Extrai-se, da leitura do dispositivo legal, que o ônus para arcar com a remuneração da empregada afastada é do empregador, sem exceção aos casos em que o trabalho remoto não seja possível.

Tal intepretação, entretanto, trará grandes impactos econômicos, sobretudo às micro e pequenas empresas, posto que o custo de arcar com a remuneração da empregada afastada, sem a contraprestação laboral e, além disso, com a remuneração devida à pessoa que venha a substituí-la, especialmente em período de pandemia, poderá ocasionar, inclusive, o fechamento de empresas.

Desta feita, na tentativa de diminuir os impactos causados pela omissão da lei, a única alternativa viável para as empresas que se encontram nessa situação, é encaminhar a empregada ao INSS, para que faça o pedido administrativo de antecipação do salário-maternidade, equiparando a situação da pandemia à hipótese de local insalubre prevista na CLT, considerando, portanto, gravidez de risco por labor em local insalubre causado pela pandemia da Covid-19.

Caso o benefício seja negado, a alterativa restante é a via judicial. Ressalta-se que já há diversos precedentes favoráveis com relação a essa matéria, nos quais autoriza-se que a empresa pague o salário-maternidade à empregada e, posteriormente, compense tais valores nas verbas devidas ao INSS a título de contribuição social.

As decisões favoráveis estão se fundamentando no dever do Poder Público definir políticas de enfrentamento da pandemia do coronavírus, promovendo os meios necessários para a proteção da população, não podendo o Estado onerar o empregador frente a clara omissão legislativa. Dessa forma, aplicam-se os preceitos previstos no artigo art. 394-A, caput e §3º, da CLT às empregadas gestantes afastadas devido à pandemia, a fim de preencher a lacuna da Lei 14.151.

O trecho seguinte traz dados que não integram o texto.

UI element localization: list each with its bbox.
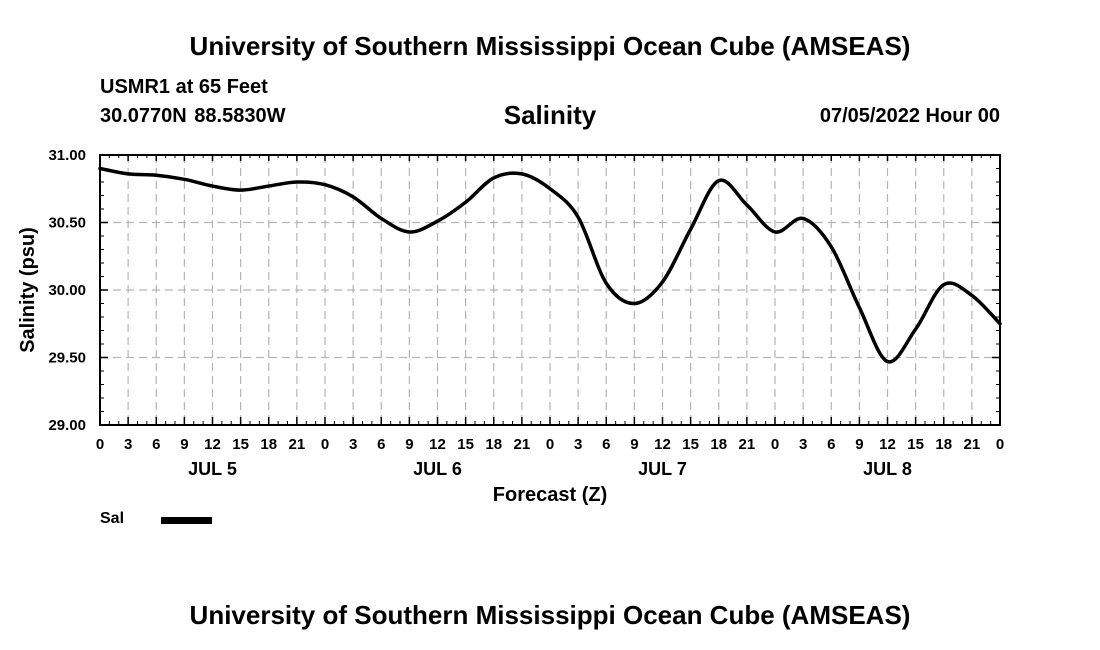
x-tick-label: 15 [232,436,249,453]
x-tick-label: 9 [855,436,863,453]
x-tick-label: 0 [546,436,554,453]
x-tick-label: 9 [630,436,638,453]
x-tick-label: 0 [996,436,1004,453]
day-label: JUL 7 [638,459,687,479]
day-label: JUL 8 [863,459,912,479]
x-axis-tick-labels: 0 3 6 9 12 15 18 21 0 3 6 9 12 15 18 21 0 3 6 9 12 15 18 21 0 3 6 9… [96,436,1004,453]
day-label: JUL 6 [413,459,462,479]
x-tick-label: 6 [827,436,835,453]
x-tick-label: 12 [429,436,446,453]
x-tick-label: 15 [907,436,924,453]
x-tick-label: 6 [152,436,160,453]
x-tick-label: 9 [405,436,413,453]
x-tick-label: 12 [204,436,221,453]
y-axis-tick-labels: 29.00 29.50 30.00 30.50 31.00 [48,147,86,434]
x-tick-label: 18 [935,436,952,453]
y-tick-label: 29.50 [48,350,86,367]
x-tick-label: 0 [96,436,104,453]
x-tick-label: 21 [289,436,306,453]
footer-title: University of Southern Mississippi Ocean… [189,600,911,630]
forecast-datetime: 07/05/2022 Hour 00 [819,105,1000,127]
day-labels: JUL 5 JUL 6 JUL 7 JUL 8 [188,459,912,479]
x-tick-label: 15 [457,436,474,453]
x-tick-label: 21 [514,436,531,453]
x-tick-label: 0 [321,436,329,453]
grid-lines [100,155,1000,425]
x-tick-label: 3 [799,436,807,453]
y-axis-label: Salinity (psu) [17,227,39,353]
salinity-series-line [98,166,1002,364]
x-axis-label: Forecast (Z) [493,484,607,506]
y-tick-label: 29.00 [48,417,86,434]
y-tick-label: 30.50 [48,215,86,232]
x-tick-label: 21 [739,436,756,453]
x-tick-label: 3 [574,436,582,453]
chart-title: Salinity [503,100,597,130]
x-tick-label: 15 [682,436,699,453]
axis-ticks [99,154,1001,426]
x-tick-label: 21 [964,436,981,453]
x-tick-label: 3 [349,436,357,453]
legend-line-swatch [161,517,212,524]
x-tick-label: 0 [771,436,779,453]
x-tick-label: 18 [485,436,502,453]
legend-label: Sal [100,510,125,527]
x-tick-label: 6 [602,436,610,453]
x-tick-label: 18 [710,436,727,453]
station-label: USMR1 at 65 Feet [100,76,268,98]
main-title: University of Southern Mississippi Ocean… [189,31,911,61]
day-label: JUL 5 [188,459,237,479]
x-tick-label: 3 [124,436,132,453]
x-tick-label: 12 [654,436,671,453]
y-tick-label: 30.00 [48,282,86,299]
station-coordinates: 30.0770N 88.5830W [100,105,286,127]
x-tick-label: 6 [377,436,385,453]
x-tick-label: 9 [180,436,188,453]
x-tick-label: 18 [260,436,277,453]
x-tick-label: 12 [879,436,896,453]
y-tick-label: 31.00 [48,147,86,164]
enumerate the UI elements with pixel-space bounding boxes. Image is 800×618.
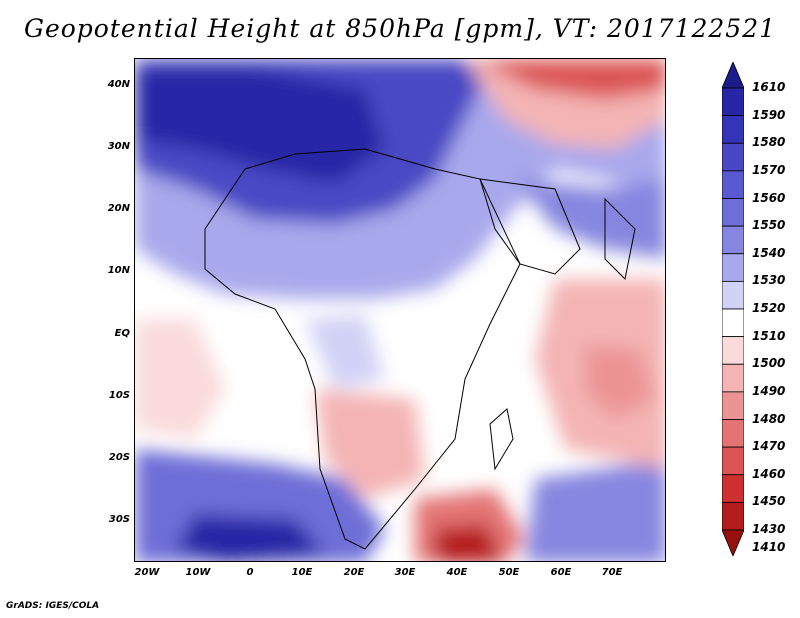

Vale lembrar que caso o INSS negue o benefício pela via administrativa ou a empresa não obtenha decisão favorável na via judicial, a obrigação de arcar com os custos do afastamento permanece sendo de responsabilidade do empregador.

Importante destacar, por fim, que está em tramitação o Projeto de Lei nº 2058/2021, que poderá trazer alterações às regras previstas na Lei nº 14.151, no entanto, tal projeto de lei ainda está em andamento, portanto, permanecem válidas as disposições da Lei nº 14.151/2021.

*Priscila Salamoni de Freitas é sócia do GMPR Advogados, advogada especialista em Direito do Trabalho.